Frequently Asked Questions

Common questions about using IMDAA Studio.

What file formats can I upload?

IMDAA Studio accepts .zip archives containing NetCDF (.nc) files from the IMDAA reanalysis dataset.

What is the maximum upload size?

In Online mode, the limit is 3 GB per file. In Offline mode, there is no limit — processing happens locally on your machine.

Do I need Python installed?

Only if you use Offline mode. The local server uses Python for scientific data processing. Python 3.9 or later is required. Online mode handles everything on the cloud.

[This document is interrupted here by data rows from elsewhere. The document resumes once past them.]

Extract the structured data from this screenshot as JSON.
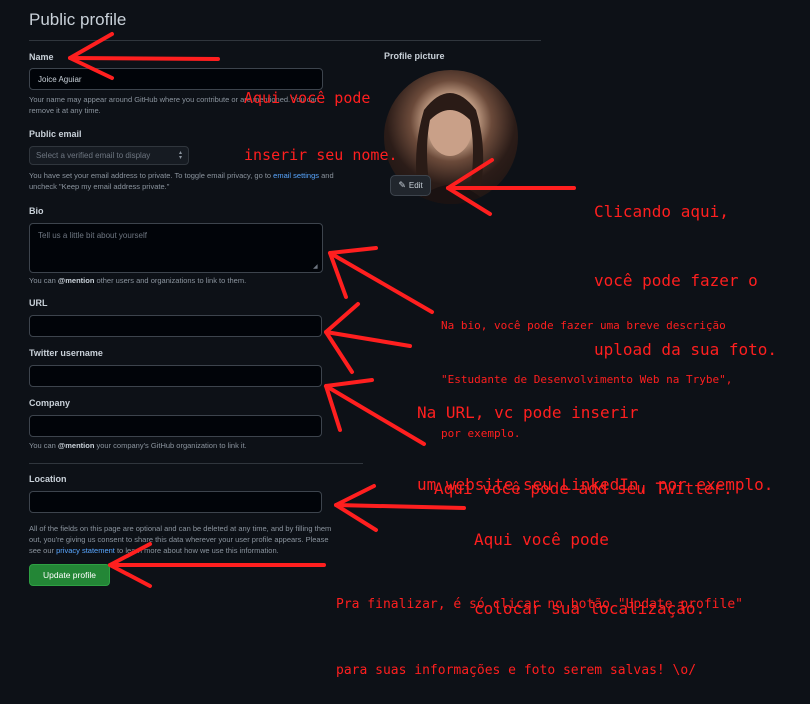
{
  "page": {
    "title": "Public profile"
  },
  "name": {
    "label": "Name",
    "value": "Joice Aguiar",
    "note_line1": "Your name may appear around GitHub where you contribute or are mentioned. You can",
    "note_line2": "remove it at any time."
  },
  "email": {
    "label": "Public email",
    "placeholder": "Select a verified email to display",
    "note_line1_a": "You have set your email address to private. To toggle email privacy, go to ",
    "note_link": "email settings",
    "note_line1_b": " and",
    "note_line2": "uncheck \"Keep my email address private.\""
  },
  "bio": {
    "label": "Bio",
    "placeholder": "Tell us a little bit about yourself",
    "note_a": "You can ",
    "note_mention": "@mention",
    "note_b": " other users and organizations to link to them."
  },
  "url": {
    "label": "URL",
    "value": ""
  },
  "twitter": {
    "label": "Twitter username",
    "value": ""
  },
  "company": {
    "label": "Company",
    "value": "",
    "note_a": "You can ",
    "note_mention": "@mention",
    "note_b": " your company's GitHub organization to link it."
  },
  "location": {
    "label": "Location",
    "value": ""
  },
  "footer_note": {
    "line1": "All of the fields on this page are optional and can be deleted at any time, and by filling them",
    "line2": "out, you're giving us consent to share this data wherever your user profile appears. Please",
    "line3_a": "see our ",
    "line3_link": "privacy statement",
    "line3_b": " to learn more about how we use this information."
  },
  "update_button": "Update profile",
  "picture": {
    "label": "Profile picture",
    "edit_label": "Edit"
  },
  "annotations": {
    "name_1": "Aqui você pode",
    "name_2": "inserir seu nome.",
    "photo_1": "Clicando aqui,",
    "photo_2": "você pode fazer o",
    "photo_3": "upload da sua foto.",
    "bio_1": "Na bio, você pode fazer uma breve descrição",
    "bio_2": "\"Estudante de Desenvolvimento Web na Trybe\",",
    "bio_3": "por exemplo.",
    "url_1": "Na URL, vc pode inserir",
    "url_2": "um website,seu LinkedIn, por exemplo.",
    "twitter_1": "Aqui você pode add seu Twitter.",
    "location_1": "Aqui você pode",
    "location_2": "colocar sua localização.",
    "final_1": "Pra finalizar, é só clicar no botão \"Update profile\"",
    "final_2": "para suas informações e foto serem salvas! \\o/"
  },
  "colors": {
    "background": "#0d1117",
    "annotation": "#ff1f1f",
    "button_green": "#238636",
    "link": "#58a6ff"
  }
}
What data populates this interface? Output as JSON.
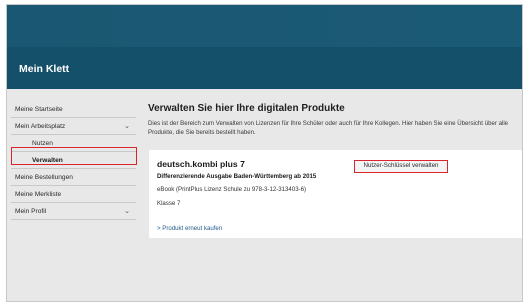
{
  "header": {
    "title": "Mein Klett"
  },
  "sidebar": {
    "items": [
      {
        "label": "Meine Startseite"
      },
      {
        "label": "Mein Arbeitsplatz",
        "chevron": "chevron-down-icon"
      },
      {
        "label": "Nutzen"
      },
      {
        "label": "Verwalten"
      },
      {
        "label": "Meine Bestellungen"
      },
      {
        "label": "Meine Merkliste"
      },
      {
        "label": "Mein Profil",
        "chevron": "chevron-down-icon"
      }
    ],
    "chevron_glyph": "⌄"
  },
  "main": {
    "title": "Verwalten Sie hier Ihre digitalen Produkte",
    "intro": "Dies ist der Bereich zum Verwalten von Lizenzen für Ihre Schüler oder auch für Ihre Kollegen. Hier haben Sie eine Übersicht über alle Produkte, die Sie bereits bestellt haben."
  },
  "product": {
    "title": "deutsch.kombi plus 7",
    "subtitle": "Differenzierende Ausgabe Baden-Württemberg ab 2015",
    "ebook": "eBook (PrintPlus Lizenz Schule zu 978-3-12-313403-6)",
    "klasse": "Klasse 7",
    "rebuy_link": "> Produkt erneut kaufen",
    "key_button": "Nutzer-Schlüssel verwalten"
  },
  "colors": {
    "header": "#15506a",
    "accent_outline": "#d7262c",
    "link": "#1e5a8c"
  }
}
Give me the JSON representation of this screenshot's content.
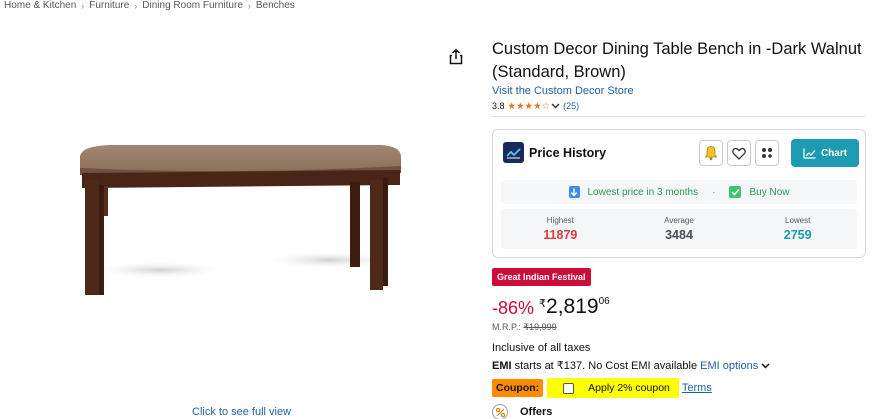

Can I re-use uploaded archives?

Yes. Previously uploaded archives are saved in your workspace. You can select them again during the upload step to create new CSV variants without re-uploading.

What happens to my data?

In Online mode, your data is stored securely on our servers during processing and is only accessible from your authenticated account. In Offline mode, all data stays on your local machine.

How do I switch between Online and Offline mode?

Use the mode toggle in the dashboard header. Offline mode only appears if you've installed the IMDAA Studio PWA app.

What if the offline server won't start?

Run imdaa-studio doctor in your terminal to diagnose common issues. Make sure Node.js v18+ and Python 3.9+ are installed.